Brother Peter has also never come to terms with what happened. “He still finds it hard to talk about,” she says, “It wasn’t his fault but as my older brother he feels guilty it happened to me and has been haunted by the trauma of seeing me on fire.
“My mother too has been traumatised by what ifs. What if she hadn’t let me go out to play that day, why did she let me go camping… she is in her 80s but will never get over it.
“And the fact she had to devote so much time to me with hospital visits meant she wasn’t there so much for the twins. It has caused a lot of family resentment and we are not the close family we should be.”

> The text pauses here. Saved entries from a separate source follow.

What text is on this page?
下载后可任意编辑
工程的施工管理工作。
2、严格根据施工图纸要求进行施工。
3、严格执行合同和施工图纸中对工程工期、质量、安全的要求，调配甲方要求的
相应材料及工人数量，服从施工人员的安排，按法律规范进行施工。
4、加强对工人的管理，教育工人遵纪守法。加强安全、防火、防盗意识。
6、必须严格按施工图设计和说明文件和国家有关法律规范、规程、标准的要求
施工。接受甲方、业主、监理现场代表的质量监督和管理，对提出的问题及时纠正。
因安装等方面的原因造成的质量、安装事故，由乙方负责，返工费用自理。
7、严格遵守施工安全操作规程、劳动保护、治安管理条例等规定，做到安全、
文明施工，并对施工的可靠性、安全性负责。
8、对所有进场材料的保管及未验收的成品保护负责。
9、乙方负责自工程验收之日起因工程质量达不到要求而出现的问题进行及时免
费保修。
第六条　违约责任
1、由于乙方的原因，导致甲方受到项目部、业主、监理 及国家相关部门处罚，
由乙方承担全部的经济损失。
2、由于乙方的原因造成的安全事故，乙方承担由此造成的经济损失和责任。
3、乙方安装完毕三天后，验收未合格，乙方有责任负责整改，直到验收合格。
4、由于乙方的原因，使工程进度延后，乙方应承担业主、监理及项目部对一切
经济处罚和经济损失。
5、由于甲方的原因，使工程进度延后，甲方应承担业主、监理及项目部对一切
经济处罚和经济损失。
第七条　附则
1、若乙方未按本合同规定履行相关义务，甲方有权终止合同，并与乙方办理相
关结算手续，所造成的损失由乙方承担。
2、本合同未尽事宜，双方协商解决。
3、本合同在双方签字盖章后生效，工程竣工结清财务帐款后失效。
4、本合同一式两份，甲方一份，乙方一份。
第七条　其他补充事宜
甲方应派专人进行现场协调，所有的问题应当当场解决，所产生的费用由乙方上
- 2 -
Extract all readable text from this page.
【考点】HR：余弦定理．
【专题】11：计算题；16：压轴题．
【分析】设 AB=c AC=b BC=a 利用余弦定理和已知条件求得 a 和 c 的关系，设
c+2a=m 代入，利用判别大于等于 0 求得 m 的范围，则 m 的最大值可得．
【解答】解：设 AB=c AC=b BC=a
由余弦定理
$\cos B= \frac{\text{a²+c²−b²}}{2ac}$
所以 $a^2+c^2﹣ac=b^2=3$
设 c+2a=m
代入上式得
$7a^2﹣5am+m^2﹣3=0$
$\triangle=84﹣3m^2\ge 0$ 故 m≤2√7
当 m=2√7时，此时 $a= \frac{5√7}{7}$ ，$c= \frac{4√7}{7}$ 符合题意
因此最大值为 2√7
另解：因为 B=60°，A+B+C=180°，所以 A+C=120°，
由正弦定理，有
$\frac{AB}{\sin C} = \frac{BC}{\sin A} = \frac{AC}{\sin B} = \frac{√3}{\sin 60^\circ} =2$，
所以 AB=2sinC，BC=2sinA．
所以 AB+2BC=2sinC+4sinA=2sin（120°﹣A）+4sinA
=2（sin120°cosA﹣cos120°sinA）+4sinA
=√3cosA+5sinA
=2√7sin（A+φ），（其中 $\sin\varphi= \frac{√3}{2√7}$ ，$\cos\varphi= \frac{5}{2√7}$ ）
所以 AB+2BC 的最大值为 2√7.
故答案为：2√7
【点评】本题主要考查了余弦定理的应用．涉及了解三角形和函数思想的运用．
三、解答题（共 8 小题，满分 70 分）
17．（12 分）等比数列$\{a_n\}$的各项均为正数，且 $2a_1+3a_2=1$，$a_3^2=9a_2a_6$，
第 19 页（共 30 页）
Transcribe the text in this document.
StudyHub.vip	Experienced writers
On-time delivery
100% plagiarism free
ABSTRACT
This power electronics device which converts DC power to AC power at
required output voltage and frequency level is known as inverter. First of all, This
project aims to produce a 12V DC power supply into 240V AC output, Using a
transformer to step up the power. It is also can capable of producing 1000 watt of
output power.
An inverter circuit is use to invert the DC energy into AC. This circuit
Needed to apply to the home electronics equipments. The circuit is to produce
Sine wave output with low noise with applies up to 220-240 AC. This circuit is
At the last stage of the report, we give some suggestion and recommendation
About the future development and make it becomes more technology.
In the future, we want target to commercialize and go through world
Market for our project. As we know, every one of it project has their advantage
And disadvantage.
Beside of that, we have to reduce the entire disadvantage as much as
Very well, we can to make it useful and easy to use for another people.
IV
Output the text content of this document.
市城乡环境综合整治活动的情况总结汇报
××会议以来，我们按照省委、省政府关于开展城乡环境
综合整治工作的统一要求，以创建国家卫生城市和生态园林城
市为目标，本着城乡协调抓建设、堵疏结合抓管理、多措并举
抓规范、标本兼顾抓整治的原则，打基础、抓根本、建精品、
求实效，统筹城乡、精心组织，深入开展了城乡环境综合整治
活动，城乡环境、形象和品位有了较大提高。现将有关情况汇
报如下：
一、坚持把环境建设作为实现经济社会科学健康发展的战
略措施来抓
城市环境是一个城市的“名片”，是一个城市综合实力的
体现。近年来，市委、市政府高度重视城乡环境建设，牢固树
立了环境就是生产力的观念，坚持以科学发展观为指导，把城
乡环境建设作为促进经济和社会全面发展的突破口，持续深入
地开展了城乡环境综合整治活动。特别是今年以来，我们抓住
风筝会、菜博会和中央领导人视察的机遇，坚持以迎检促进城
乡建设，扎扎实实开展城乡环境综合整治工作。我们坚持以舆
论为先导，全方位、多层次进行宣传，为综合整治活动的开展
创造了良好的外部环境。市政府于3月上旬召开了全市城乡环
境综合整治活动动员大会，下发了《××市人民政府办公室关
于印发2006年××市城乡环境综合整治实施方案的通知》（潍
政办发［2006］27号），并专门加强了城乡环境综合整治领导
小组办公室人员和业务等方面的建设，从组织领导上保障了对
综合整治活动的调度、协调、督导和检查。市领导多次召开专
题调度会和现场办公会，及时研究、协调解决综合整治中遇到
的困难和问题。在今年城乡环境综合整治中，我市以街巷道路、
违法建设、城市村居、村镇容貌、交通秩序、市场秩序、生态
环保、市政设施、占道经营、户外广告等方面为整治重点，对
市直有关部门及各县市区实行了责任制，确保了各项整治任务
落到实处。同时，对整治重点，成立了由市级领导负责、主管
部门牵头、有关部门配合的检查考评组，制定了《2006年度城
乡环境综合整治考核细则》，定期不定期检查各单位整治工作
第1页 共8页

Yet Jane, now 54, has not let the extensive scars stop her doing anything. She runs her own cosmetics business selling make-up and these days even dons a normal swimsuit when she goes to the beach.
“Yes people stare but I’ve got to the point where my scars really don’t bother me,” she says, “in fact now I’m more likely to worry about whether I’m putting on weight than my skin.”
She adds: “In a strange way I consider myself lucky – because going through such a terrible experience so early on in my life has made me truly appreciate every day.
“And I only hope telling my story gives inspiration to anyone going through a similar nightmare that there is life beyond the scars. You can be happy again.”